Tanzania mortgage market decline by 16 pc
By Mnaku Mbani
The Tanzania mortgage market registered a decline of 16
percent during the third quarter of year 2016 compared to a growth rate of 29
percent recorded in Q2 2016. Likewise, the number of mortgage accounts declined from
accounts 3,627 reported in Q2 2016 to 2,981 accounts as at end of Q3 2016. According to the Bank of Tanzania mortgage report for the
third quarter of last year, the decline was mainly attributed to correction in
reporting by the banks where some commercial property loans were removed to
only report residential mortgage loans.
An overall growth rate of 13 percent has however been
recorded for the three quarters of 2016.
“28 lenders were offering the mortgage product as at 30
September 2016, there being no new entrants in the mortgage market after the
entrance of Diamond Trust Bank (T) Ltd. in Q2 2016,” says a report.
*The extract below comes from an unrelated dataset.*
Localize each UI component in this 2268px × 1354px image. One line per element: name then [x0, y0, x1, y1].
The Outstanding mortgage debt as at 30 September 2016
stood at TZS 404.42 billion1 equivalent to US$ 185 million (TZS 481.63 billion
as at 30 June 2016).
The report shows that an average mortgage debt size was
TZS 136 million, which is equivalent to around US$ 62,060.92 (US$60,634.24 as
at 30 June 2016).
The ratio of outstanding mortgage debt to Gross Domestic
Product (GDP) stood at 0.44 percent (0.53 percent as at 30 June 2016). Mortgage
debt advanced by top 5 lenders accounts for 68 percent of the total outstanding
mortgage debt.
Typical interest rates offered by mortgage lenders ranged
between 16 -19 percent.
The current real estate development projects that are
under way, as well as those that are being developed, have created various
opportunities for interested local and foreign investors.
The Tanzanian housing sector’s fast-growing demand is
mainly driven by the strong and sustained economic growth with GDP growth
averaging 7 percent over the past decade (7.1 percent in year 2015), the
fast-growing Tanzanian population which is estimated to be 53.47 million.